Between the mid fifties and the present, radical changes have taken place. The number of beds were reduced to 164 and from being an all children hospital originally, 90% of today’s admissions are adults.
In 1961, the original Operating Theatre was replaced with a bigger more modern one. A second theatre was added in 1971, fitted with the new Clean Air Facilities required for Total Hip Replacement Operations. Here history repeated itself because this was only the third of its kind in existence, one in England, one in Switzerland and one in Cappagh. In 1989/1990, two additional Clean Air Operating Theatres have been added, again the most modern available.
The wards (which were large open-air design) have been reconstructed to meet adult requirements and to measure up to modern standards. A new Imaging Department and Pathology Department were added.

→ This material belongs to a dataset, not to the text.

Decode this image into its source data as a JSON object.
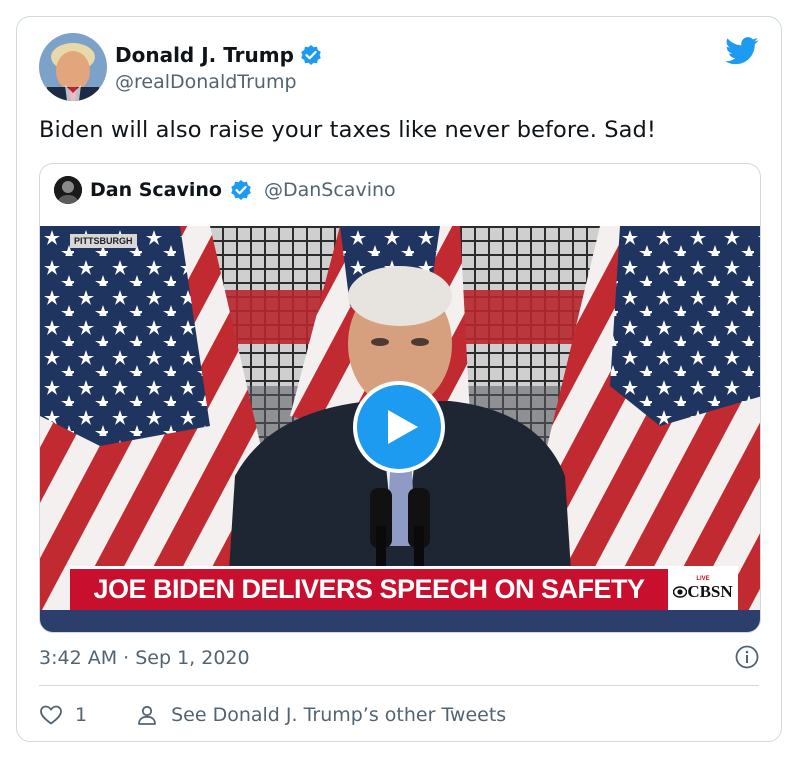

Further developments include the establishment of the Autoglous Blood Transfusion Service in 1991 and the Bone Bank in 1996. An Oratory for the patients and staff in 1987 and a new Outpatients Department in 1995 were opened. An Auditorium which seats 150 was opened in June 1998. In March 2001 a major project was completed with the commissioning of an MRI scanner. The scanner costing €1.52m was funded by the Cappagh Research & Development Trust. A major hospital development programme is with the Department of Health & Children.

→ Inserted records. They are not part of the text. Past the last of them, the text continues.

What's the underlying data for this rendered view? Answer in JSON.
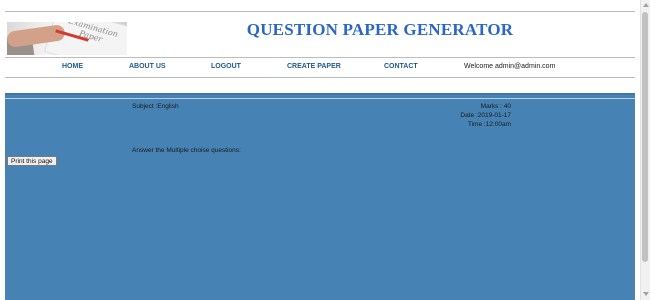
{
  "header": {
    "title": "QUESTION PAPER GENERATOR",
    "logo_text": "Examination Paper"
  },
  "nav": {
    "items": [
      "HOME",
      "ABOUT US",
      "LOGOUT",
      "CREATE PAPER",
      "CONTACT"
    ],
    "welcome": "Welcome admin@admin.com"
  },
  "paper": {
    "subject": "Subject :English",
    "marks": "Marks : 40",
    "date": "Date :2019-01-17",
    "time": "Time :12:00am",
    "instruction": "Answer the Multiple choise questions:",
    "print_label": "Print this page"
  },
  "colors": {
    "title": "#2866c8",
    "nav_link": "#1d5a8e",
    "content_bg": "#4682b4"
  }
}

Medical/Nursing education has always been the hallmark of Cappagh. The hospital provided the only postgraduate Orthopaedic-training course for nurses for many years. In 1991, approval was granted for the Diploma Course in Orthopaedic Nursing for this Hospital by the Royal College of Surgeons in Ireland for Post-Graduate Nurses. Since 1999 this course has been upgraded to that of a Higher Diploma in Orthopaedic Nursing.
The Department of Orthopaedic Surgery, Royal College of Surgeons in Ireland was officially opened in March 1992, with the appointment of Timothy O’Brien as the first Professor of Orthopaedic Surgery.
Discussions commenced in 2005 in connection with the transfer of the Lady Martin Trust from the Sisters of Charity; this process was completed at the end of December 2005.
The Hospital in association with University College, Dublin and the Royal College of Surgeons in Ireland provides undergraduate and postgraduate medical education.
At the present time the hospital has the services of 21 Orthopaedic Surgeons, each with a major sub-specialty and 4 Rheumatologists, 10 Consultant Anaesthetists, 2 Consultant Radiologists, a Haematologist, a Biochemist, a Histopathologist and a Microbiologist each giving their expertise to Cappagh.
The hospital is a major elective Orthopaedic facility and provides elective Orthopaedic Services for St. Vincent’s Hospital, Mater Hospital, Beaumont Hospital, James Connolly Memorial Hospital, The Children’s Hospital Temple Street, Central Remedial Clinic and other tertiary referrals.